The same can be said for the generic infected. One to two zombies are easily handled. Go silent and you can sneak past a lot of the stragglers; but at certain points in every mission, you’ll need to make stand against the waves of infected. And I mean that in the literal sense. Swarms of infected cascade around corners, over terrain and anything else in its way. Thousands of zombies flow like water with a single mindset: kill the survivors. To this end, they’ll run through fire, gunfire and they’ll even hurl themselves from buildings to reach you. Most impressive are the Zombie Pyramids. Countless infected use one another as stepping stones to climb verticle surfaces. Taking out the lower zombies will hinder their progress- and at the risk of sounding like a psychopath – there is an odd satisfaction in opening fire on so many undead.
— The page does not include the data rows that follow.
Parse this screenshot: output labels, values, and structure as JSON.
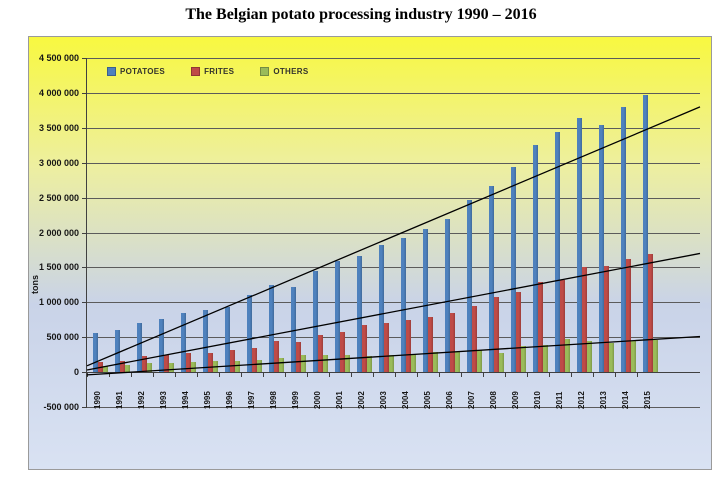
{
  "chart_data": {
    "type": "bar",
    "title": "The Belgian potato processing industry 1990 – 2016",
    "ylabel": "tons",
    "xlabel": "",
    "ylim": [
      -500000,
      4500000
    ],
    "ytick_step": 500000,
    "grid": true,
    "legend_position": "top-left",
    "categories": [
      "1990",
      "1991",
      "1992",
      "1993",
      "1994",
      "1995",
      "1996",
      "1997",
      "1998",
      "1999",
      "2000",
      "2001",
      "2002",
      "2003",
      "2004",
      "2005",
      "2006",
      "2007",
      "2008",
      "2009",
      "2010",
      "2011",
      "2012",
      "2013",
      "2014",
      "2015"
    ],
    "series": [
      {
        "name": "POTATOES",
        "color": "#4E81BD",
        "values": [
          560000,
          610000,
          705000,
          760000,
          845000,
          895000,
          935000,
          1105000,
          1255000,
          1215000,
          1455000,
          1590000,
          1665000,
          1820000,
          1925000,
          2045000,
          2190000,
          2460000,
          2660000,
          2940000,
          3250000,
          3440000,
          3640000,
          3540000,
          3805000,
          3970000
        ]
      },
      {
        "name": "FRITES",
        "color": "#BF4B47",
        "values": [
          140000,
          165000,
          225000,
          240000,
          280000,
          270000,
          310000,
          345000,
          450000,
          430000,
          535000,
          575000,
          670000,
          705000,
          745000,
          790000,
          840000,
          940000,
          1075000,
          1145000,
          1290000,
          1315000,
          1500000,
          1520000,
          1615000,
          1690000
        ]
      },
      {
        "name": "OTHERS",
        "color": "#9ABB59",
        "values": [
          85000,
          100000,
          125000,
          135000,
          150000,
          155000,
          165000,
          180000,
          200000,
          240000,
          250000,
          240000,
          225000,
          250000,
          260000,
          285000,
          295000,
          320000,
          275000,
          370000,
          395000,
          480000,
          440000,
          420000,
          450000,
          465000
        ]
      }
    ],
    "trendlines": [
      {
        "series": "POTATOES",
        "color": "#000000",
        "start_value": 90000,
        "end_value": 3800000
      },
      {
        "series": "FRITES",
        "color": "#000000",
        "start_value": 30000,
        "end_value": 1700000
      },
      {
        "series": "OTHERS",
        "color": "#000000",
        "start_value": -40000,
        "end_value": 510000
      }
    ],
    "background": {
      "top": "#F8F840",
      "upper_mid": "#EDEFA0",
      "lower_mid": "#C9D3E8",
      "bottom": "#D9E2F3"
    },
    "gridline_color": "#5b5b5b",
    "label_color": "#161616"
  }
}
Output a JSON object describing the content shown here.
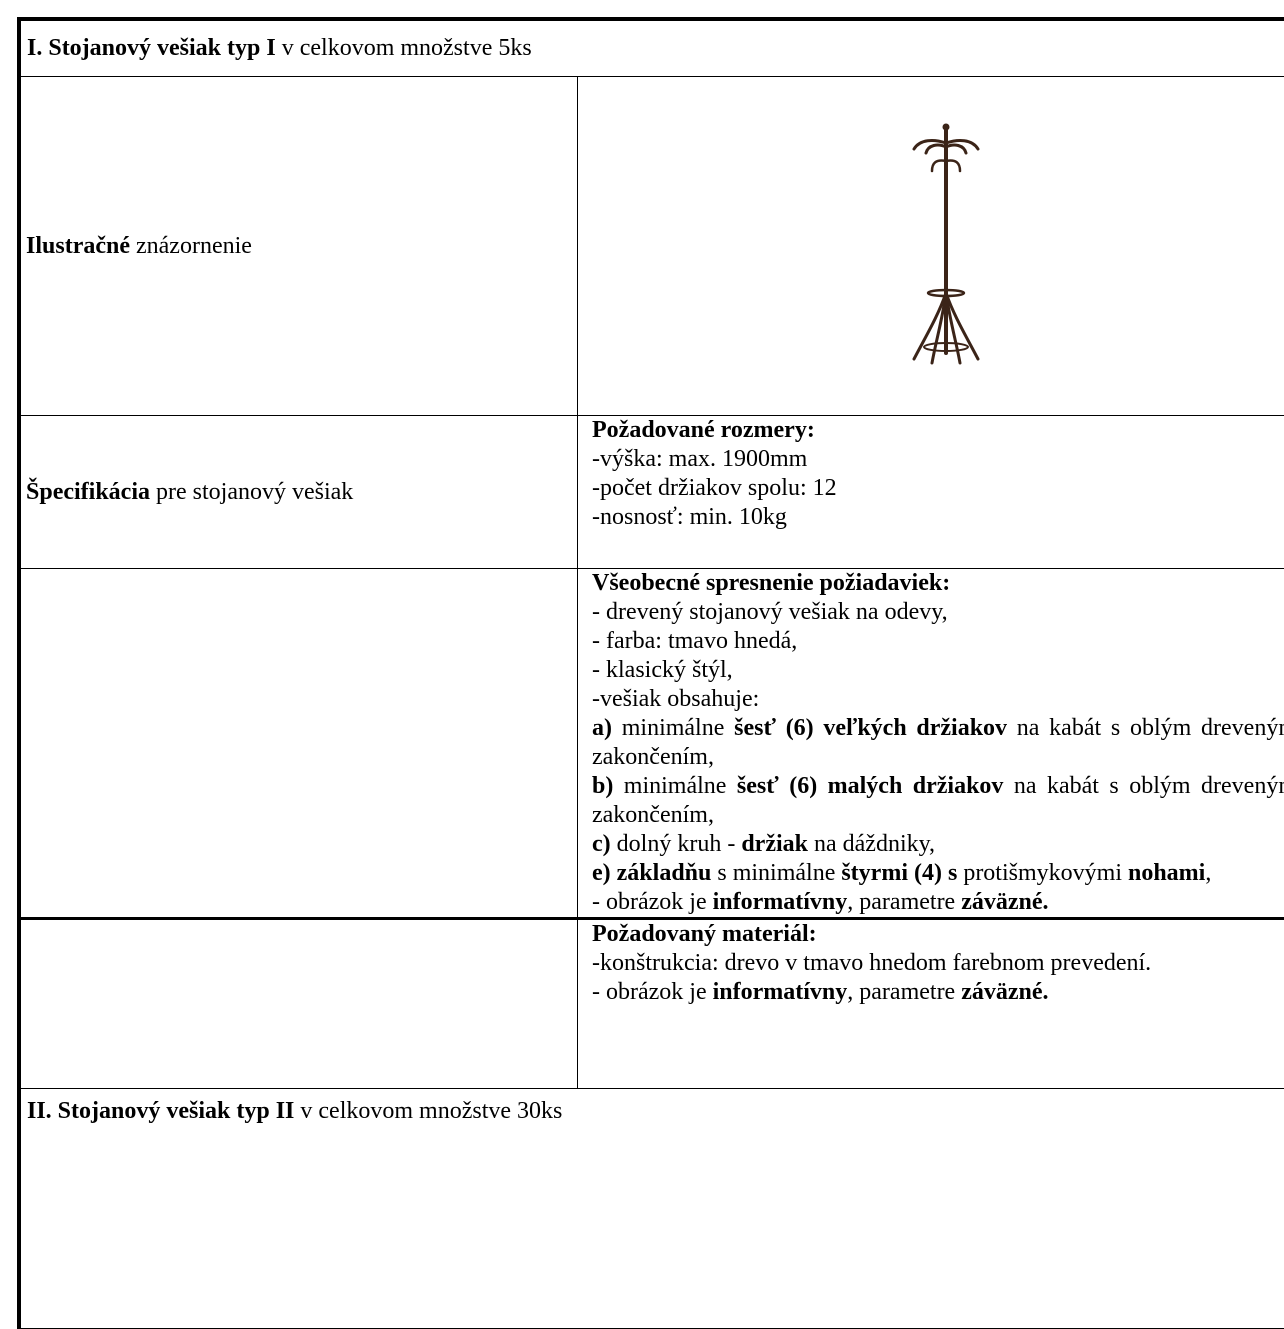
{
  "header": [
    {
      "b": "I. Stojanový vešiak typ I"
    },
    {
      "t": " v celkovom množstve 5ks"
    }
  ],
  "rows": [
    {
      "label": [
        {
          "b": "Ilustračné"
        },
        {
          "t": " znázornenie"
        }
      ]
    },
    {
      "label": [
        {
          "b": "Špecifikácia"
        },
        {
          "t": " pre stojanový vešiak"
        }
      ],
      "content": [
        [
          {
            "b": "Požadované rozmery:"
          }
        ],
        [
          {
            "t": "-výška: max. 1900mm"
          }
        ],
        [
          {
            "t": "-počet držiakov spolu: 12"
          }
        ],
        [
          {
            "t": "-nosnosť: min. 10kg"
          }
        ]
      ]
    },
    {
      "content": [
        [
          {
            "b": "Všeobecné spresnenie požiadaviek:"
          }
        ],
        [
          {
            "t": "- drevený stojanový vešiak na odevy,"
          }
        ],
        [
          {
            "t": "- farba: tmavo hnedá,"
          }
        ],
        [
          {
            "t": "- klasický štýl,"
          }
        ],
        [
          {
            "t": "-vešiak obsahuje:"
          }
        ],
        [
          {
            "b": "a)"
          },
          {
            "t": " minimálne "
          },
          {
            "b": "šesť (6) veľkých držiakov"
          },
          {
            "t": " na kabát s oblým dreveným zakončením,"
          }
        ],
        [
          {
            "b": "b)"
          },
          {
            "t": " minimálne "
          },
          {
            "b": "šesť (6) malých držiakov"
          },
          {
            "t": " na kabát s oblým dreveným zakončením,"
          }
        ],
        [
          {
            "b": "c)"
          },
          {
            "t": " dolný kruh - "
          },
          {
            "b": "držiak"
          },
          {
            "t": " na dáždniky,"
          }
        ],
        [
          {
            "b": "e) základňu"
          },
          {
            "t": " s minimálne "
          },
          {
            "b": "štyrmi (4) s"
          },
          {
            "t": " protišmykovými "
          },
          {
            "b": "nohami"
          },
          {
            "t": ","
          }
        ],
        [
          {
            "t": "- obrázok je "
          },
          {
            "b": "informatívny"
          },
          {
            "t": ", parametre "
          },
          {
            "b": "záväzné."
          }
        ]
      ]
    },
    {
      "content": [
        [
          {
            "b": "Požadovaný materiál:"
          }
        ],
        [
          {
            "t": "-konštrukcia: drevo  v tmavo hnedom farebnom prevedení."
          }
        ],
        [
          {
            "t": "- obrázok je "
          },
          {
            "b": "informatívny"
          },
          {
            "t": ", parametre "
          },
          {
            "b": "záväzné."
          }
        ]
      ]
    }
  ],
  "footer": [
    {
      "b": "II. Stojanový vešiak typ II"
    },
    {
      "t": " v celkovom množstve 30ks"
    }
  ]
}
With all of the similarities, however, Saber Interactive has added some additions to the game to make it its own in the form of a character class and upgrade system. By choosing one of the six character classes players are given the opportunity to act as support or offence. From the medic class designed to keep your fellow survivors alive, to the Hellraiser; armed with C4 explosives to see you through. This is perhaps one of the main difference between WWZ and Valve’s Left 4 Dead – the character progression.

As you progress through each mission the character class you’re playing as gains EXP. After every level up you’re awarded a number of in-game credits which can be used to unlock class abilities or weapon upgrades. And while this is a great idea and rewards players for supporting their team; the execution of it feels tedious due to the copious amount of grinding required to get anywhere. If you want to master an entire class it will take some devotion.

While World War Z shipped with four main campaigns – which break down into eleven missions in total – the story sections can be completed within five to six hours and don’t offer a lot of replay value if you’re playing by yourself. Granted, each scenario feels different – Moscow requires you to locate and escort another team of survivors through the city, while New York sees you clearing the path for a subway train – but overall, once you’ve played through each contain a couple of times there is little reason to keep going back; other than grinding to level up your class and weapons to advance through the higher difficulty settings.

All in all, World War Z is an unashamed imitation of the Left 4 Dead series; but don’t take that as a slight; after all, imitation is the sincerest form of flattery. Saber Interactive has tried to add more to the genre with the addition of character classes and weapon upgrades but the constant grind to get anywhere is a little off-putting. If you have a group of like-minded friends to take on the swarms of undead then WWZ is a great way to kill a few hours; if you’re relying on random matchmaking it can be a bit hit and miss.

The Good
  • The zombie swarms and zombie pyramids are impressive
  • Option to specialise in a character class
The Bad
  • The special infected don't stand out against the average zombies
  • Upgrading can be a grind
Similarities to the Left 4 Dead series aside, World War Z is a solid entry into the Zombie Shooter genre
This review is based on playing the PlayStation 4 version of World War Z that was kindly provided for review purposes by Focus Home Interactive.